When an additional procedure is indicated in eyes with a preexisting AGV, the most important factors affecting the choice of treatment are the condition of the conjunctiva and the amount of space available for additional surgery. The implantation of an additional AGV is challenging in eyes that are small in size, inflamed, or have severe conjunctival scarring as a result of previous surgery. In our experience, implanting an AGV with a smaller body plate (FP8) may be a better option than using one with a larger body plate (FP7). Our previous study has reported that FP7 and FP8 AGV implants showed similar outcomes in terms of preservation of vision, IOP reduction, and decrease in the number of glaucoma medications required.[14] In the present study, the FP7 AGV was more commonly used in the initial AGV surgery than the FP8 AGV. However, in the second AGV implantation, FP8 models were predominantly used. In previous studies, only the FP7 model was used in both the initial and second AGV.[12,13] To the best of our knowledge, this is the only published report assessing the suitability of the FP8 AGV for use as a second AGV. FP8 AGV has an advantage owing to its smaller profile than FP7 AGV, thereby enabling operation in a narrow surgical field or a less viable conjunctiva owing to scar formation.

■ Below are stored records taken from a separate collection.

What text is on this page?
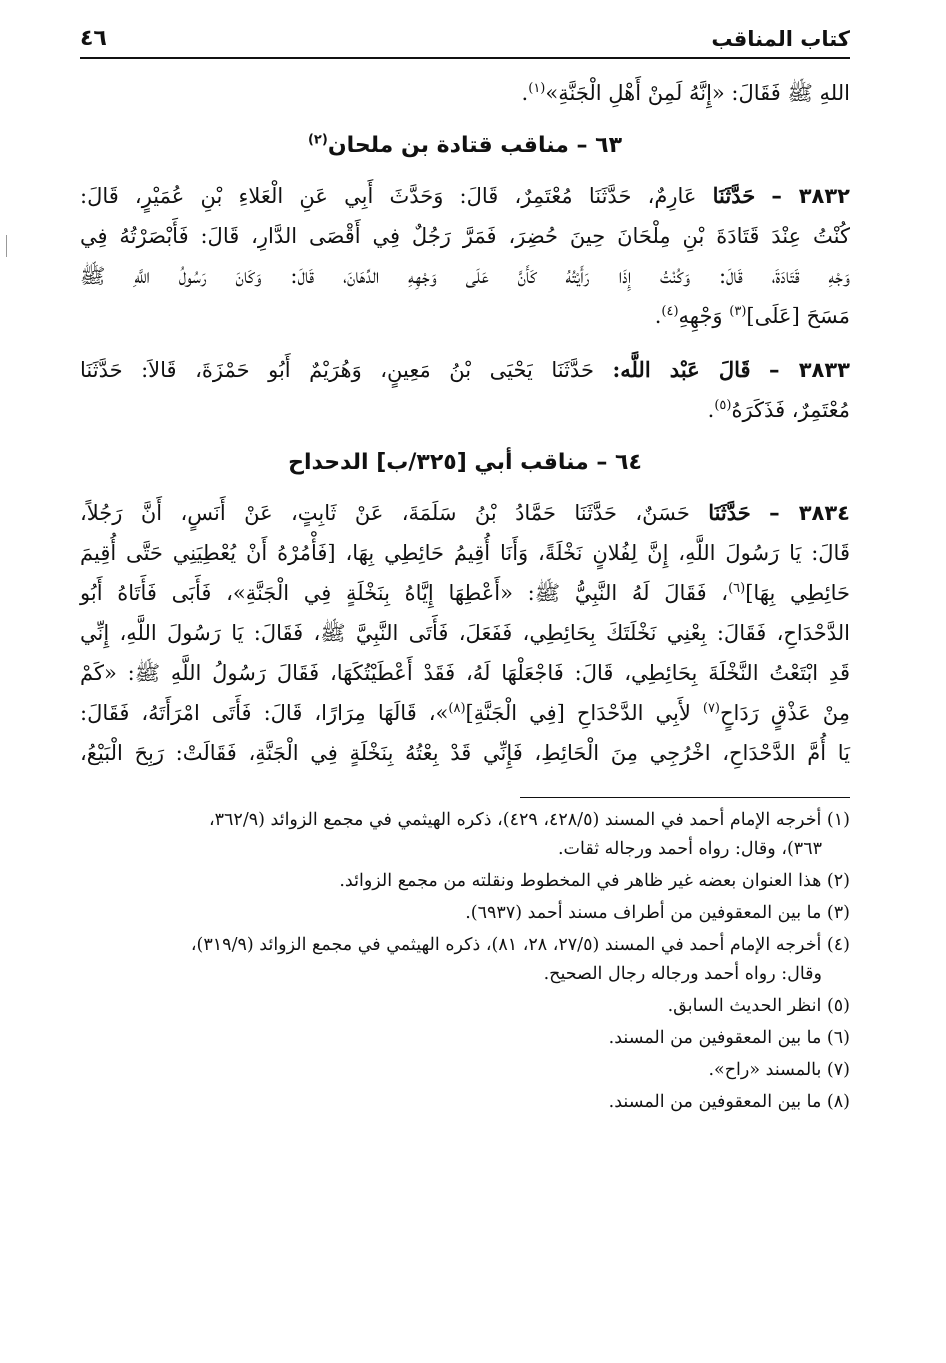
كتاب المناقب
٤٦
اللهِ ﷺ فَقَالَ: «إِنَّهُ لَمِنْ أَهْلِ الْجَنَّةِ»$^{(١)}$.
٦٣ – مناقب قتادة بن ملحان$^{(٢)}$
٣٨٣٢ – حَدَّثَنَا عَارِمٌ، حَدَّثَنَا مُعْتَمِرٌ، قَالَ: وَحَدَّثَ أَبِي عَنِ الْعَلاءِ بْنِ عُمَيْرٍ، قَالَ:
كُنْتُ عِنْدَ قَتَادَةَ بْنِ مِلْحَانَ حِينَ حُضِرَ، فَمَرَّ رَجُلٌ فِي أَقْصَى الدَّارِ، قَالَ: فَأَبْصَرْتُهُ فِي
وَجْهِ قَتَادَةَ، قَالَ: وَكُنْتُ إِذَا رَأَيْتُهُ كَأَنَّ عَلَى وَجْهِهِ الدِّهَانَ، قَالَ: وَكَانَ رَسُولُ اللَّهِ ﷺ
مَسَحَ [عَلَى]$^{(٣)}$ وَجْهِهِ$^{(٤)}$.
٣٨٣٣ – قَالَ عَبْد اللَّه: حَدَّثَنَا يَحْيَى بْنُ مَعِينٍ، وَهُرَيْمٌ أَبُو حَمْزَةَ، قَالاَ: حَدَّثَنَا
مُعْتَمِرٌ، فَذَكَرَهُ$^{(٥)}$.
٦٤ – مناقب أبي [٣٢٥/ب] الدحداح
٣٨٣٤ – حَدَّثَنَا حَسَنٌ، حَدَّثَنَا حَمَّادُ بْنُ سَلَمَةَ، عَنْ ثَابِتٍ، عَنْ أَنَسٍ، أَنَّ رَجُلاً،
قَالَ: يَا رَسُولَ اللَّهِ، إِنَّ لِفُلانٍ نَخْلَةً، وَأَنَا أُقِيمُ حَائِطِي بِهَا، [فَأْمُرْهُ أَنْ يُعْطِيَنِي حَتَّى أُقِيمَ
حَائِطِي بِهَا]$^{(٦)}$، فَقَالَ لَهُ النَّبِيُّ ﷺ: «أَعْطِهَا إِيَّاهُ بِنَخْلَةٍ فِي الْجَنَّةِ»، فَأَبَى فَأَتَاهُ أَبُو
الدَّحْدَاحِ، فَقَالَ: بِعْنِي نَخْلَتَكَ بِحَائِطِي، فَفَعَلَ، فَأَتَى النَّبِيَّ ﷺ، فَقَالَ: يَا رَسُولَ اللَّهِ، إِنِّي
قَدِ ابْتَعْتُ النَّخْلَةَ بِحَائِطِي، قَالَ: فَاجْعَلْهَا لَهُ، فَقَدْ أَعْطَيْتُكَهَا، فَقَالَ رَسُولُ اللَّهِ ﷺ: «كَمْ
مِنْ عَذْقٍ رَدَاحٍ$^{(٧)}$ لأَبِي الدَّحْدَاحِ [فِي الْجَنَّةِ]$^{(٨)}$»، قَالَهَا مِرَارًا، قَالَ: فَأَتَى امْرَأَتَهُ، فَقَالَ:
يَا أُمَّ الدَّحْدَاحِ، اخْرُجِي مِنَ الْحَائِطِ، فَإِنِّي قَدْ بِعْتُهُ بِنَخْلَةٍ فِي الْجَنَّةِ، فَقَالَتْ: رَبِحَ الْبَيْعُ،
(١) أخرجه الإمام أحمد في المسند (٤٢٨/٥، ٤٢٩)، ذكره الهيثمي في مجمع الزوائد (٣٦٢/٩،
٣٦٣)، وقال: رواه أحمد ورجاله ثقات.
(٢) هذا العنوان بعضه غير ظاهر في المخطوط ونقلته من مجمع الزوائد.
(٣) ما بين المعقوفين من أطراف مسند أحمد (٦٩٣٧).
(٤) أخرجه الإمام أحمد في المسند (٢٧/٥، ٢٨، ٨١)، ذكره الهيثمي في مجمع الزوائد (٣١٩/٩)،
وقال: رواه أحمد ورجاله رجال الصحيح.
(٥) انظر الحديث السابق.
(٦) ما بين المعقوفين من المسند.
(٧) بالمسند «راح».
(٨) ما بين المعقوفين من المسند.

The similar IOP reduction in our study results using the FP8 AGV, compared with those of previous studies that used the FP7 AGV, suggests that FP8 AGV implantation, with its smaller profile, may be a useful option for a second GDD surgery.

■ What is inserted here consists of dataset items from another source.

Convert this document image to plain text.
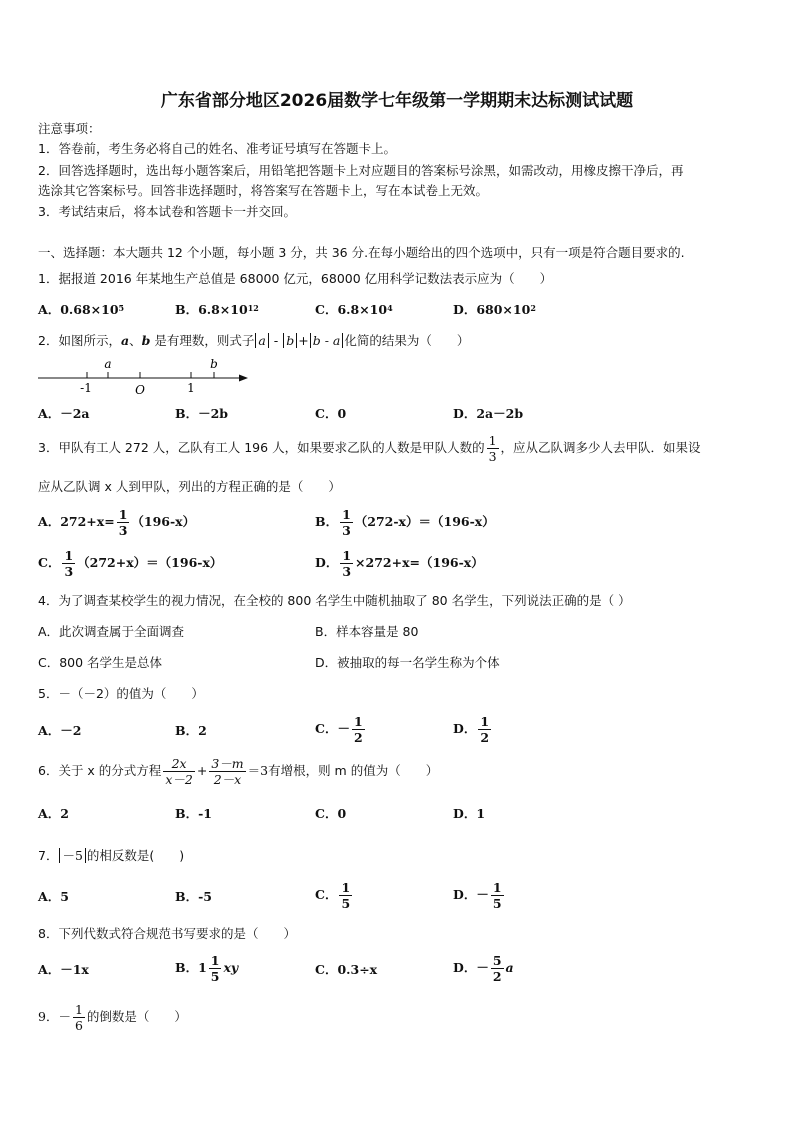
广东省部分地区2026届数学七年级第一学期期末达标测试试题
注意事项：
1．答卷前，考生务必将自己的姓名、准考证号填写在答题卡上。
2．回答选择题时，选出每小题答案后，用铅笔把答题卡上对应题目的答案标号涂黑，如需改动，用橡皮擦干净后，再
选涂其它答案标号。回答非选择题时，将答案写在答题卡上，写在本试卷上无效。
3．考试结束后，将本试卷和答题卡一并交回。
一、选择题：本大题共 12 个小题，每小题 3 分，共 36 分.在每小题给出的四个选项中，只有一项是符合题目要求的.
1．据报道 2016 年某地生产总值是 68000 亿元，68000 亿用科学记数法表示应为（　　）
A．$0.68\times 10^5$	B．$6.8\times 10^{12}$	C．$6.8\times 10^4$	D．$680\times 10^2$
2．如图所示，a、b 是有理数，则式子 a - b + b - a 化简的结果为（　　）
a	b
-1	O	1
A．－2a	B．－2b	C．0	D．2a－2b
3．甲队有工人 272 人，乙队有工人 196 人，如果要求乙队的人数是甲队人数的 $\frac{1}{3}$ ，应从乙队调多少人去甲队．如果设
应从乙队调 x 人到甲队，列出的方程正确的是（　　）
A．$272+x= \frac{1}{3} (196-x)$	B． $\frac{1}{3} (272-x)=(196-x)$
C． $\frac{1}{3} (272+x)=(196-x)$	D． $\frac{1}{3} \times 272+x=(196-x)$
4．为了调查某校学生的视力情况，在全校的 800 名学生中随机抽取了 80 名学生，下列说法正确的是（ ）
A．此次调查属于全面调查	B．样本容量是 80
C．800 名学生是总体	D．被抽取的每一名学生称为个体
5．－（－2）的值为（　　）
A．－2	B．2	C．－ $\frac{1}{2}$	D． $\frac{1}{2}$
6．关于 x 的分式方程 $\frac{2x}{x-2} + \frac{3-m}{2-x} =3$有增根，则 m 的值为（　　）
A．2	B．-1	C．0	D．1
7． －5 的相反数是(　　)
A．5	B．-5	C． $\frac{1}{5}$	D．－ $\frac{1}{5}$
8．下列代数式符合规范书写要求的是（　　）
A．－1x	B．$1 \frac{1}{5}$ xy	C．0.3÷x	D．－ $\frac{5}{2}$ a
9．－ $\frac{1}{6}$ 的倒数是（　　）
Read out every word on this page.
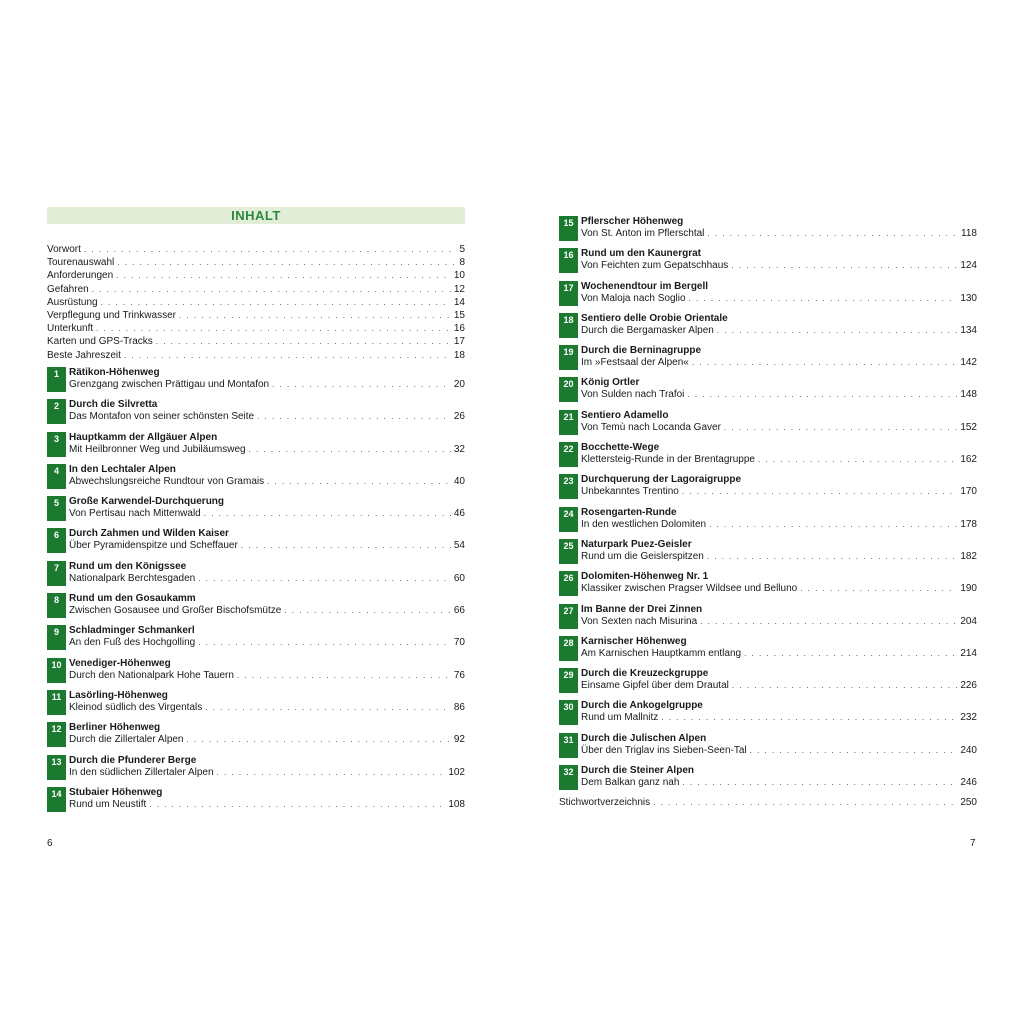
INHALT
Vorwort . . .	5
Tourenauswahl . . .	8
Anforderungen . . .	10
Gefahren . . .	12
Ausrüstung . . .	14
Verpflegung und Trinkwasser . . .	15
Unterkunft . . .	16
Karten und GPS-Tracks . . .	17
Beste Jahreszeit . . .	18
1	Rätikon-Höhenweg
Grenzgang zwischen Prättigau und Montafon . . .	20
2	Durch die Silvretta
Das Montafon von seiner schönsten Seite . . .	26
3	Hauptkamm der Allgäuer Alpen
Mit Heilbronner Weg und Jubiläumsweg . . .	32
4	In den Lechtaler Alpen
Abwechslungsreiche Rundtour von Gramais . . .	40
5	Große Karwendel-Durchquerung
Von Pertisau nach Mittenwald . . .	46
6	Durch Zahmen und Wilden Kaiser
Über Pyramidenspitze und Scheffauer . . .	54
7	Rund um den Königssee
Nationalpark Berchtesgaden . . .	60
8	Rund um den Gosaukamm
Zwischen Gosausee und Großer Bischofsmütze . . .	66
9	Schladminger Schmankerl
An den Fuß des Hochgolling . . .	70
10 Venediger-Höhenweg
Durch den Nationalpark Hohe Tauern . . .	76
11 Lasörling-Höhenweg
Kleinod südlich des Virgentals . . .	86
12 Berliner Höhenweg
Durch die Zillertaler Alpen . . .	92
13 Durch die Pfunderer Berge
In den südlichen Zillertaler Alpen . . .	102
14 Stubaier Höhenweg
Rund um Neustift . . .	108
15 Pflerscher Höhenweg
Von St. Anton im Pflerschtal . . .	118
16 Rund um den Kaunergrat
Von Feichten zum Gepatschhaus . . .	124
17 Wochenendtour im Bergell
Von Maloja nach Soglio . . .	130
18 Sentiero delle Orobie Orientale
Durch die Bergamasker Alpen . . .	134
19 Durch die Berninagruppe
Im »Festsaal der Alpen« . . .	142
20 König Ortler
Von Sulden nach Trafoi . . .	148
21 Sentiero Adamello
Von Temù nach Locanda Gaver . . .	152
22 Bocchette-Wege
Klettersteig-Runde in der Brentagruppe . . .	162
23 Durchquerung der Lagoraigruppe
Unbekanntes Trentino . . .	170
24 Rosengarten-Runde
In den westlichen Dolomiten . . .	178
25 Naturpark Puez-Geisler
Rund um die Geislerspitzen . . .	182
26 Dolomiten-Höhenweg Nr. 1
Klassiker zwischen Pragser Wildsee und Belluno . . .	190
27 Im Banne der Drei Zinnen
Von Sexten nach Misurina . . .	204
28 Karnischer Höhenweg
Am Karnischen Hauptkamm entlang . . .	214
29 Durch die Kreuzeckgruppe
Einsame Gipfel über dem Drautal . . .	226
30 Durch die Ankogelgruppe
Rund um Mallnitz . . .	232
31 Durch die Julischen Alpen
Über den Triglav ins Sieben-Seen-Tal . . .	240
32 Durch die Steiner Alpen
Dem Balkan ganz nah . . .	246
Stichwortverzeichnis . . .	250
6	7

In our study population, no cases of hypotony, phthisis, valve exposure, or endophthalmitis were found. The most serious complication after the implantation of a second AGV implant was corneal decompensation; this finding is in agreement with previous reports.[7,10–13] In previous studies, the reported rate of corneal complication related to the insertion of a second GDD varied from 5.3% to 43.0%.[7,10–13] In the present study, the incidence of corneal decompensation was 13% after the second AGV implantation. These results suggest that when deciding to perform an additional GDD implantation, the possibility of corneal complications should be considered.

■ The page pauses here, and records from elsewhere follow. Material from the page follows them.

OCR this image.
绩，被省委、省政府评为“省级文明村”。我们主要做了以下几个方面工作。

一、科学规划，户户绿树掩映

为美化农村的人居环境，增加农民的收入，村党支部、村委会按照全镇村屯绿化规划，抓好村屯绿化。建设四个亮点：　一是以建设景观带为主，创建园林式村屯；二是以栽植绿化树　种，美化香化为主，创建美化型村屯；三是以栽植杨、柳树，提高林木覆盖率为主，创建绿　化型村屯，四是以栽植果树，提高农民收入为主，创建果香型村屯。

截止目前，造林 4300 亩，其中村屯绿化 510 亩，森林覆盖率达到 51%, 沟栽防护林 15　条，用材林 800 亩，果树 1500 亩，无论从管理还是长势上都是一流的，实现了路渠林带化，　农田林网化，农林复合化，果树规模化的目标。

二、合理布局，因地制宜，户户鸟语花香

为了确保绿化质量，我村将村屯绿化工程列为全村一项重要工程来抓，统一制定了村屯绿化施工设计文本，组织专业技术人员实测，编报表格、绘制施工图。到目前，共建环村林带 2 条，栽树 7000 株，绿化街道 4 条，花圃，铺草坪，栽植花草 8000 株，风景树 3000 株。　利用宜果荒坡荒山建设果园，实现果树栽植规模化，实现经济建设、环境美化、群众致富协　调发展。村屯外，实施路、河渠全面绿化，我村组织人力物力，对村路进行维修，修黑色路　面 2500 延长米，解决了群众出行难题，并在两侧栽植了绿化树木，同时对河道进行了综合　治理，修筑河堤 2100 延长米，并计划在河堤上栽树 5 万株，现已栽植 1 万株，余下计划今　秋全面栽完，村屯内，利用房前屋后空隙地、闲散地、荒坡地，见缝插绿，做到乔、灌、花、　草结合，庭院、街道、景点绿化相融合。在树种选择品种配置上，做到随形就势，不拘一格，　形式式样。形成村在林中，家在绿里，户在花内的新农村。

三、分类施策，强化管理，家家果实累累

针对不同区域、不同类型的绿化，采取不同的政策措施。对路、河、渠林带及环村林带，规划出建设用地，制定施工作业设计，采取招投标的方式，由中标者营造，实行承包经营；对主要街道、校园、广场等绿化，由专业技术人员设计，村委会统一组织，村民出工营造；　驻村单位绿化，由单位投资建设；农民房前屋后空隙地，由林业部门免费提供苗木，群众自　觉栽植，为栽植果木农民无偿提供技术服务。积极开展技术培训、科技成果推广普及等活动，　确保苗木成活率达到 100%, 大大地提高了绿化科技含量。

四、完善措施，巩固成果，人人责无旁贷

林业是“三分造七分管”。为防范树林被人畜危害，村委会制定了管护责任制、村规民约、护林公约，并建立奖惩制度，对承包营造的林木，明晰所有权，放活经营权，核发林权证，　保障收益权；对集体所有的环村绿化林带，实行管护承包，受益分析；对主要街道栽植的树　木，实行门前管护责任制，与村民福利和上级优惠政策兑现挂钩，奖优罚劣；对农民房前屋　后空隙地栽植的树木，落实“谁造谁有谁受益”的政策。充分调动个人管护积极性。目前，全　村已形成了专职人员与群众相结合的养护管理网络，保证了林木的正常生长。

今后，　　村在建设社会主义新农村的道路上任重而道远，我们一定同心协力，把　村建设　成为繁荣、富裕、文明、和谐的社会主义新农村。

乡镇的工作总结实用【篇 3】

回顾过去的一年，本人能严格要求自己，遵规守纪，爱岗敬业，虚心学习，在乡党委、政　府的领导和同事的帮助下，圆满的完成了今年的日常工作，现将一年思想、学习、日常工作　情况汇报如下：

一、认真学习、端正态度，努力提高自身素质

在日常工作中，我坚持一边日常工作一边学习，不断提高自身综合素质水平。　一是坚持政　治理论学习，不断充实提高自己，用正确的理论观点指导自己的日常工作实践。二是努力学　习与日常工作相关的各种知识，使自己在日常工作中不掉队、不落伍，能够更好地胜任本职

Although postoperative strabismus or ocular movement limitation is a concern when considering implantation of a second GDD, none of the patients in the present study developed these problems. It is worth noting that all our surgeries involved AGV, which is thought to be less likely to cause diplopia than the Baerveldt glaucoma implant.[15–17] In addition, the use of an AGV with a smaller area (FP8) may have contributed to the minimal effect on ocular movement observed.

In our study, previous trabeculectomy was found to be a risk factor for failure. This is consistent with previously published papers that have reported it as a risk factor for surgical failure in AGV implantation.[18] This finding may be explained by the presence of excessive fibrosis and heightened inflammatory response in the conjunctiva as a consequence of previous glaucoma surgery.[19–21] Prior cataract surgery and vitrectomy were not identified as risk factors for failure in this study. All cataract surgeries were performed using clear corneal incisions, leaving the conjunctiva untouched, thereby reducing damage that could complicate any subsequent glaucoma surgery.[22] In addition, all vitrectomies were performed using a 23 G transconjunctival sutureless technique, which causes less conjunctival scarring, and so may be beneficial for preserving the conjunctiva.[23]

This study has some limitations. The power of the Cox proportional hazard model analysis may have been affected by the small sample. In addition, the retrospective nature of the experimental design, lack of randomization, and absence of a control group were also limitations. A long-term, prospective, randomized study is needed to confirm the results of this study.

In conclusion, the implantation of a second AGV following a failed previous AGV implantation was found to be effective in controlling IOP in refractory glaucoma. Although corneal decompensation was found in some cases, there were no other serious complications. A second AGV implantation may be a good option for the surgical treatment of glaucoma when an initial AGV implantation has failed to control IOP.